Gate prices at factories in China rose at the fastest pace in more than a quarter of a century as record coal prices increased inflationary pressures on businesses and manufacturers.
The producer price index rose 10.7% year-on-year in September, with official data showing Thursday the highest rate of increase since 1995. PPI rose 9.5% in August.
Soaring global commodity prices have pushed up factory gate prices in China Suddenly high This year Coal shortage It exacerbates the energy crisis and leads to a call from the government for higher production.
The rise in producer prices in the country, which was boosted in September by the basic effects of 2020, has been carefully watched during this period. Higher inflation in the U.S. It raised concerns among policy makers.
But the numbers haven’t penetrated yet Consumer prices In China, it rose only 0.7% in September, slower than in August.
Apart from the potential spillover to Chinese consumers, producer prices are also raising concerns. More than higher cost For the manufacturing industry in a country that has helped facilitate the rapid recovery of the coronavirus from a pandemic, but is currently under pressure from a power shortage.
Zhiwei Zhang, Chief Economist at Pinpoint Asset Management, said: “The ambitious goal of carbon neutrality puts continuous pressure on commodity prices, which is passed on to downstream companies.”
Trade data released Wednesday revealed that China’s coal imports surged 76% year-on-year in September. Power distribution In factories and companies. The data also show resilient trade despite energy problems, with exports up 28% in dollars year-on-year in the same month.
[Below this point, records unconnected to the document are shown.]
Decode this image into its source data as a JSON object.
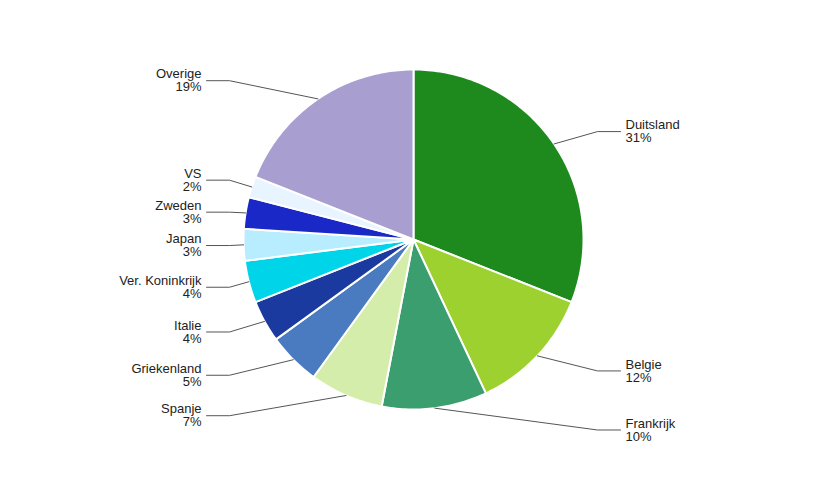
{
  "chart_data": {
    "type": "pie",
    "categories": [
      "Duitsland",
      "Belgie",
      "Frankrijk",
      "Spanje",
      "Griekenland",
      "Italie",
      "Ver. Koninkrijk",
      "Japan",
      "Zweden",
      "VS",
      "Overige"
    ],
    "values": [
      31,
      12,
      10,
      7,
      5,
      4,
      4,
      3,
      3,
      2,
      19
    ],
    "value_labels": [
      "31%",
      "12%",
      "10%",
      "7%",
      "5%",
      "4%",
      "4%",
      "3%",
      "3%",
      "2%",
      "19%"
    ],
    "colors": [
      "#1e8a1e",
      "#9dd130",
      "#3a9e6e",
      "#d4edaa",
      "#4a7abf",
      "#1a3a9f",
      "#00d4e8",
      "#b8ecff",
      "#1a28c8",
      "#e8f4ff",
      "#a89ed0"
    ],
    "data_labels": true
  }
}
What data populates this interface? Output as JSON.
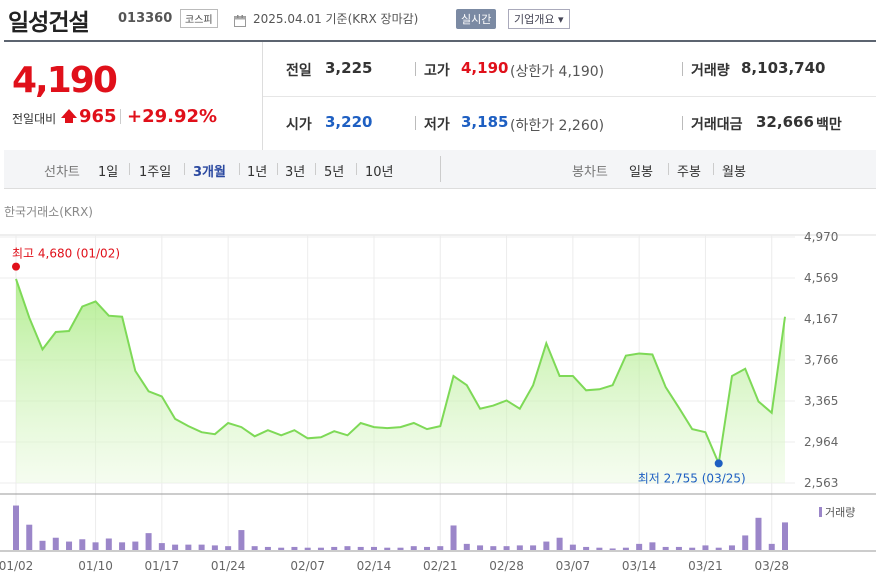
{
  "header": {
    "company_name": "일성건설",
    "code": "013360",
    "market": "코스피",
    "date_text": "2025.04.01  기준(KRX 장마감)",
    "live_button": "실시간",
    "info_button": "기업개요 ▾"
  },
  "quote": {
    "price": "4,190",
    "change_label": "전일대비",
    "change_value": "965",
    "change_pct": "+29.92%",
    "prev_close_label": "전일",
    "prev_close": "3,225",
    "high_label": "고가",
    "high": "4,190",
    "upper_limit": "(상한가 4,190)",
    "volume_label": "거래량",
    "volume": "8,103,740",
    "open_label": "시가",
    "open": "3,220",
    "low_label": "저가",
    "low": "3,185",
    "lower_limit": "(하한가 2,260)",
    "amount_label": "거래대금",
    "amount": "32,666",
    "amount_unit": "백만"
  },
  "period_bar": {
    "line_label": "선차트",
    "periods": [
      "1일",
      "1주일",
      "3개월",
      "1년",
      "3년",
      "5년",
      "10년"
    ],
    "active": "3개월",
    "candle_label": "봉차트",
    "candles": [
      "일봉",
      "주봉",
      "월봉"
    ]
  },
  "colors": {
    "up": "#e0101a",
    "down": "#1e5fc2",
    "line": "#7ed957",
    "volume": "#9b86c9"
  },
  "chart_data": {
    "type": "area",
    "exchange_label": "한국거래소(KRX)",
    "y_ticks": [
      "4,970",
      "4,569",
      "4,167",
      "3,766",
      "3,365",
      "2,964",
      "2,563"
    ],
    "ylim": [
      2563,
      4970
    ],
    "x_ticks": [
      "01/02",
      "01/10",
      "01/17",
      "01/24",
      "02/07",
      "02/14",
      "02/21",
      "02/28",
      "03/07",
      "03/14",
      "03/21",
      "03/28"
    ],
    "x_tick_index": [
      0,
      6,
      11,
      16,
      22,
      27,
      32,
      37,
      42,
      47,
      52,
      57
    ],
    "high_annotation": "최고 4,680 (01/02)",
    "low_annotation": "최저 2,755 (03/25)",
    "volume_label": "거래량",
    "series": [
      {
        "name": "종가",
        "values": [
          4560,
          4180,
          3870,
          4040,
          4050,
          4290,
          4340,
          4200,
          4190,
          3660,
          3460,
          3410,
          3190,
          3120,
          3060,
          3040,
          3150,
          3110,
          3020,
          3080,
          3030,
          3080,
          3000,
          3010,
          3070,
          3030,
          3150,
          3110,
          3100,
          3110,
          3150,
          3090,
          3120,
          3610,
          3520,
          3290,
          3320,
          3370,
          3290,
          3520,
          3930,
          3610,
          3610,
          3470,
          3480,
          3520,
          3810,
          3830,
          3820,
          3500,
          3300,
          3090,
          3060,
          2755,
          3610,
          3680,
          3360,
          3250,
          4190
        ]
      },
      {
        "name": "거래량",
        "values": [
          5.8,
          3.3,
          1.2,
          1.6,
          1.1,
          1.4,
          1.0,
          1.5,
          1.0,
          1.1,
          2.2,
          0.9,
          0.7,
          0.7,
          0.7,
          0.6,
          0.5,
          2.6,
          0.5,
          0.4,
          0.3,
          0.4,
          0.3,
          0.3,
          0.4,
          0.5,
          0.4,
          0.4,
          0.3,
          0.3,
          0.5,
          0.4,
          0.5,
          3.2,
          0.8,
          0.6,
          0.5,
          0.5,
          0.6,
          0.6,
          1.1,
          1.6,
          0.7,
          0.4,
          0.3,
          0.2,
          0.3,
          0.8,
          1.0,
          0.4,
          0.4,
          0.3,
          0.6,
          0.3,
          0.6,
          1.9,
          4.2,
          0.8,
          3.6
        ]
      }
    ]
  }
}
The government has been working to raise commodity prices after announcing its goal of reaching carbon neutrality by 2060 last year. A state conference in May, chaired by Chinese Prime Minister Li Keqiang, announced that important coal companies would be “encouraged to increase production.”Inner Mongolia Weekly Authority Increased output ordered..
China’s factory gate inflation “will not last this long,” added that there are few signs that power shortages are pushing up finished product prices, said Ciana Yue, assistant economist at Capital Economics.
“Sooner or later, as real estate construction slows, coal and metal prices are likely to fall,” she said.
In addition to energy shortages, China’s economy is under pressure from its vast real estate sector-wide slowdown and financial difficulties at some of the largest real estate developers, including: Evergrande, I missed interest payments on dollar-denominated bonds this week.